Une reprise atypique aux Etats-Unis
Le taux de profit a baissé aux Etats-Unis dès 1997, notamment parce que la " nouvelle économie " s’est traduite par un alourdissement du capital (une hausse de sa composition organique, dirait un marxiste). La politique économique de Bush a répondu à ce mouvement par trois moyens. Le premier a été une sorte de " keynésianisme militaire " tendant à augmenter les dépenses militaires, au détriment du budget fédéral, qui est passé en quelques années d’un petit excédent à un déficit prononcé. Le second moyen a été une baisse spectaculaire des impôts qui a permis de soutenir la consommation des riches, au prix d’une dégradation supplémentaire du budget. Enfin, les taux d’intérêt ont été ramenés à un niveau très bas, de manière à soutenir le marché intérieur, en particulier celui de l’immobilier. Le recours à ces dispositifs a creusé la contradiction principale du modèle US. Le moteur de la croissance y est la consommation des ménages, mais ce dynamisme pose trois problèmes : une répartition des revenus de plus en plus inégalitaire (jusqu’à la caricature) ; un endettement croissant des ménages ; et surtout, un déficit commercial croissant vis-à-vis du reste du monde (plus de 5 % du PIB US, soit plus d’un point du PIB mondial). L’aspect positif pour le capitalisme US est le maintien à un niveau élevé de la progression des gains de productivité : la reprise se fait pratiquement sans création d’emplois.

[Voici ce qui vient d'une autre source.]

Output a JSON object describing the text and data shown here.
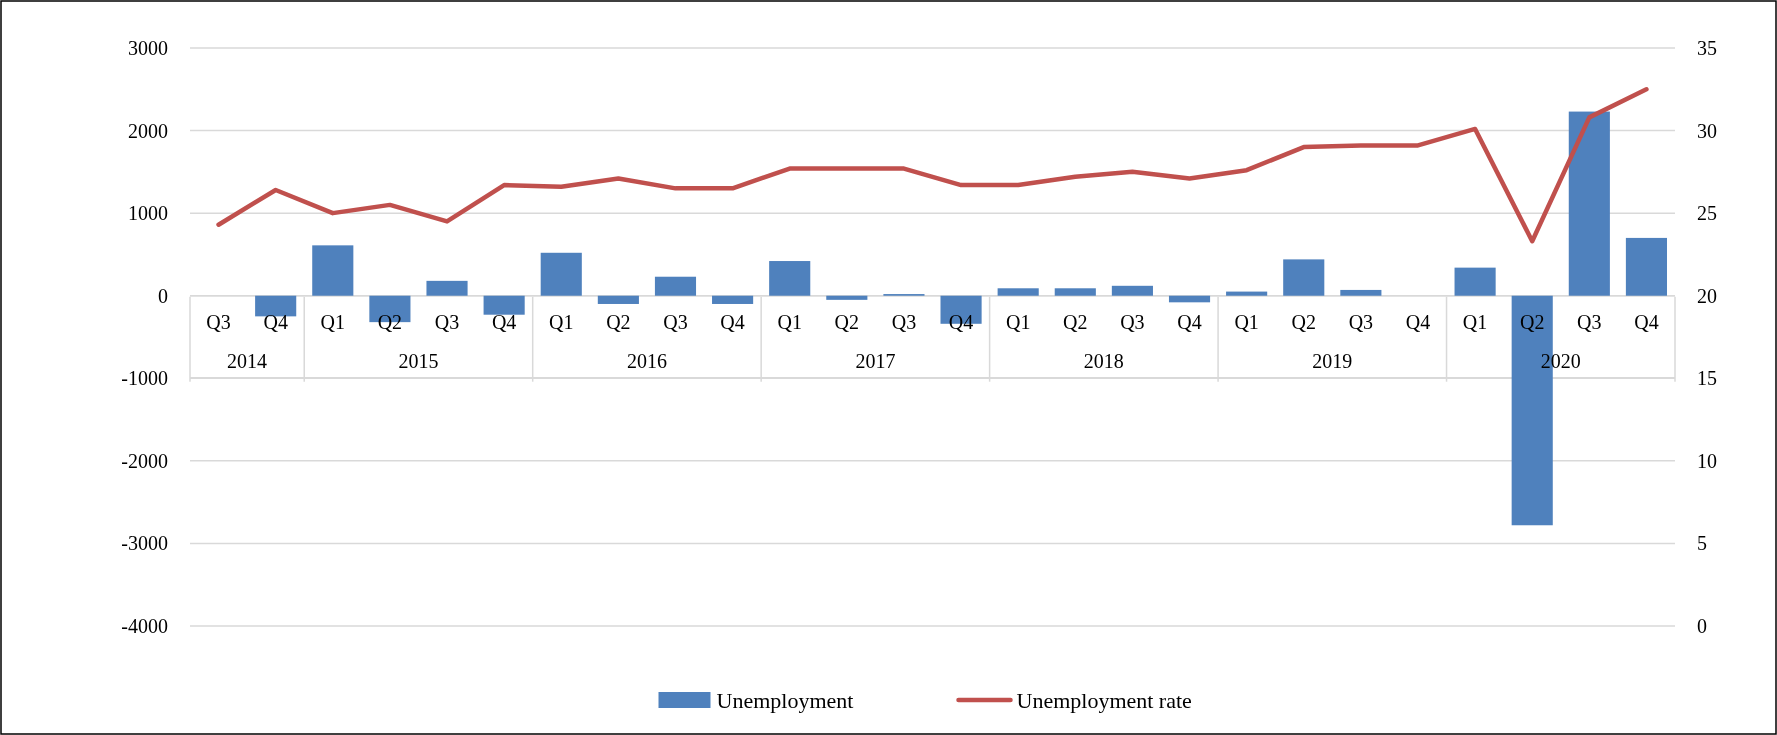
{
  "chart_data": {
    "type": "bar",
    "categories": [
      "Q3",
      "Q4",
      "Q1",
      "Q2",
      "Q3",
      "Q4",
      "Q1",
      "Q2",
      "Q3",
      "Q4",
      "Q1",
      "Q2",
      "Q3",
      "Q4",
      "Q1",
      "Q2",
      "Q3",
      "Q4",
      "Q1",
      "Q2",
      "Q3",
      "Q4",
      "Q1",
      "Q2",
      "Q3",
      "Q4"
    ],
    "series": [
      {
        "name": "Unemployment",
        "color": "#4f81bd",
        "values": [
          0,
          -250,
          610,
          -320,
          180,
          -230,
          520,
          -100,
          230,
          -100,
          420,
          -50,
          20,
          -340,
          90,
          90,
          120,
          -80,
          50,
          440,
          70,
          0,
          340,
          -2780,
          2230,
          700
        ]
      },
      {
        "name": "Unemployment rate",
        "type": "line",
        "axis": "y2",
        "color": "#c0504d",
        "values": [
          24.3,
          26.4,
          25.0,
          25.5,
          24.5,
          26.7,
          26.6,
          27.1,
          26.5,
          26.5,
          27.7,
          27.7,
          27.7,
          26.7,
          26.7,
          27.2,
          27.5,
          27.1,
          27.6,
          29.0,
          29.1,
          29.1,
          30.1,
          23.3,
          30.8,
          32.5
        ]
      }
    ],
    "annotations": [
      "2014",
      "2015",
      "2016",
      "2017",
      "2018",
      "2019",
      "2020"
    ],
    "ylim": [
      -4000,
      3000
    ],
    "yticks": [
      -4000,
      -3000,
      -2000,
      -1000,
      0,
      1000,
      2000,
      3000
    ],
    "y2lim": [
      0,
      35
    ],
    "y2ticks": [
      0,
      5,
      10,
      15,
      20,
      25,
      30,
      35
    ],
    "grid": "y",
    "legend": "bottom",
    "marker": "none",
    "line_style": "solid"
  }
}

Mais le doute persiste quant à la pérennité de ces gains de productivité aux Etats-Unis, et l’espoir de leur extension aux autres économies dominantes s’est évanoui. Dans ces conditions, la bonne santé de l’économie US repose sur un déséquilibre fondamental de l’économie mondiale.
L’imbrication complexe de l’économie mondiale
Les débats économiques aux Etats-Unis sont marqués par l’inquiétude à l’égard de la montée en puissance de la Chine. Celle-ci représente à peu près la moitié du déficit commercial des Etats- Unis, et cette part ne fait qu’augmenter. Entre 1970 et 2002, les exportations chinoises ont été multipliées par 140, et leur compétitivité est assurée par l’ancrage du yuan au dollar, qui est l’une des cibles du gouvernement états-unien, d’autant plus que la concurrence chinoise commence en outre à toucher les secteurs de haute technologie. On discute beaucoup de délocalisations et de désindustrialisation, même si l’essentiel des pertes d’emplois manufacturiers s’expliquent par les gains de productivité et les restructurations.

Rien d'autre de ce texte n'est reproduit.